Di Istanbul, Presiden Turki Reccep Tayyib Erdogan mengecam pengakuan tersebut. “Anda (Trump) tidak mempunyai yuridiksi apapun untuk memberikan hak kepada Israel menguasai wilayah yang tak dimiliki oleh mereka,” kata dia, seperti mengutip Hurriyet Daily News.
Di Teheran, Presiden Iran, Hassan Rouhani, pun mengutuk keputusan AS tersebut.
“Apakah anda bisa membayangkan, Amerika yang tidak terhubung dengan wilayah anda, memberikan tanah anda kepada satu bangsa yang tidak pernah diakui?,” kata Rouhani, seperti dikutip dari kantor berita resmi IRNA.
Kata Rouhani, aksi Trump tersebut, bukan cuma melanggar hukum internasional.
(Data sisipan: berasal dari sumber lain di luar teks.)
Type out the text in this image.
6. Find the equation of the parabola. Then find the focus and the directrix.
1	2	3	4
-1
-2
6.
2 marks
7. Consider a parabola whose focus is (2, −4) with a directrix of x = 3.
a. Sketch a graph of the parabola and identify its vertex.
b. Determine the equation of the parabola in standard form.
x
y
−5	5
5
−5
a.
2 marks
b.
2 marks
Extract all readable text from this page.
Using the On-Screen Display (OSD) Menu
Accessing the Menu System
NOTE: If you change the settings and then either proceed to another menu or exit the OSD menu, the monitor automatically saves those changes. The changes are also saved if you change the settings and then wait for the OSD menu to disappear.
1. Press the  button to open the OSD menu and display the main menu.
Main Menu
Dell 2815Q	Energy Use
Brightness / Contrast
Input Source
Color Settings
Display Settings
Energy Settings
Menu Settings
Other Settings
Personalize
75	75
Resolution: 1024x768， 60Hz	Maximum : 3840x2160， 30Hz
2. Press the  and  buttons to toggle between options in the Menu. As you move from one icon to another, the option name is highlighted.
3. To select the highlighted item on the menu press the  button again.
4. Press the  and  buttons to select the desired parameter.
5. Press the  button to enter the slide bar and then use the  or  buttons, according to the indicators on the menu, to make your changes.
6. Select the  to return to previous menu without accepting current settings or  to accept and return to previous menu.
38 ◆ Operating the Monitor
Namun mengancam negara-negara di kawasan, untuk kembali terlibat eskalasi militer yang tinggi.
“Ini akan berdampak negatif pada perdamaian negara-negara di kawasan,” sambung dia.
Pemimpin-pemimpin negara di kawasan Timur Tengah, seperti Arab Saudi, Uni Emirate Arab (UEA), Bahrain, Qatar, dan Kuwait, pun melayangkan protes yang sama.
Di Jakarta, Pemerintah Republik Indonesia (RI), lewat rilis resmi Kementerian Luar Negeri (Kemenlu), pun menolak keputusan AS yang memberi pengakuan kepada Israel atas penguasaan Dataran Tinggi Golan.
Dalam pernyataan resmi, Indonesia tetap mengakui Dataran Tinggi Golan, sebagai wilayah Republik Suriah.